I gained strength every day. That was when I first became aware that my new body was a young body. I felt better than I had for years. I felt a chill, though, when Dr. Sansom said something one day about getting me back on the job. Surely he realized there was no job to which I could return? I was still a middle-aged convict who’d spent more than thirty years behind bars. I had no skills, no training, no education that hadn’t come from reading two or three books a week no matter what prison I happened to be calling home. The only thing prison had prepared me for was more prison.

The more I saw of Tom’s wife the more I wished I could really be him, but there was no possible way. I didn’t know what Tom’s job had been, but whether it was lawyer, engineer, architect, or street cleaner, I didn’t try to fool myself into thinking I could step into it as easily as I had taken over his body.

Then Dr. Sansom appeared in my room one day with an armful of clothing. “Get dressed,” he said. “We’re going to take a ride to your office.” I tried to protest, but he ignored me. “It will be just a short visit.
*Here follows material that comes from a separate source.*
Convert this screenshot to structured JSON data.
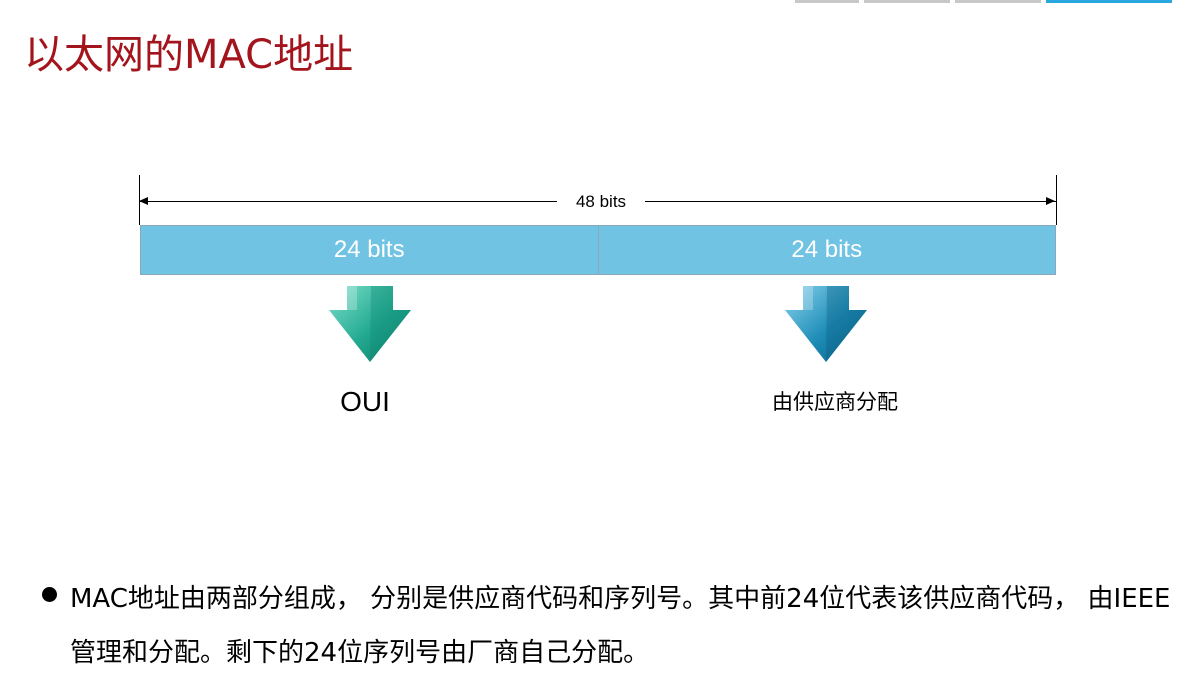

When we get back, we’ll take your bandages off.”

One of the nurses drove the car. I sat in the middle with Dr. Sansom beside me. I stared at the dashboard, trying to keep the blur of rapidly passing scenery from confusing me further. Then the car stopped, and I looked up. I drew a long, unbelieving breath.

They helped me out of the car. The concrete walk was lined with people. Smiling people. All the way to my office I accepted greetings from uniformed guards, many of whom I knew well. Very well.

“Welcome back, Warden Raymond,” they said.